Pemuda tidak beraksi marah atau pun sedih. Ia hanya menatap Jihad dibalik matanya yang mulai berkaca-kaca. Jihad menenangkan diri lalu duduk disamping pemuda itu sambil menenangkan hatinya.
"Maaf, Jihad! Ternyata aku tidak cukup kuat. Aku pikir.. aku siap meninggalkan semua. Bahkan keluarga dan kekasihku sendiri sekarang tidak tahu dimana aku berada. Andai saja aku bisa kembali dan menyesali rencanaku sendiri. Mungkin aku tidak akan terlihat bodoh di depanmu."

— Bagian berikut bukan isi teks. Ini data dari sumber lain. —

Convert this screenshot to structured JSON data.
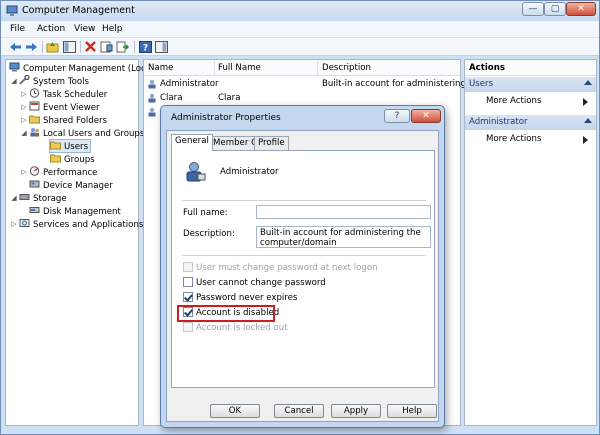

"Wahai pemuda, tadi kau mengolok-olokku belum cukup dewasa perihal perempuan. Kini siapa yang menangis seperti anak umur lima tahun. Aku sudah membangunkan istana untukmu. Agar kamu membangun keluargamu di sini. Karena kita tidak pernah tahu kemana Angin membawa kita pergi. Dan sesungguhnya kamu adalah angin besar yang meruntuhkan singgasana itu."
"Aku hanyalah angin. Angin lalu yang hidung manusia pun mengeluh karena baunya."
Jihad ingin menahan tawa tapi tertahan. "Katakan. Katakan apa yang kau inginkan wahai pemuda?"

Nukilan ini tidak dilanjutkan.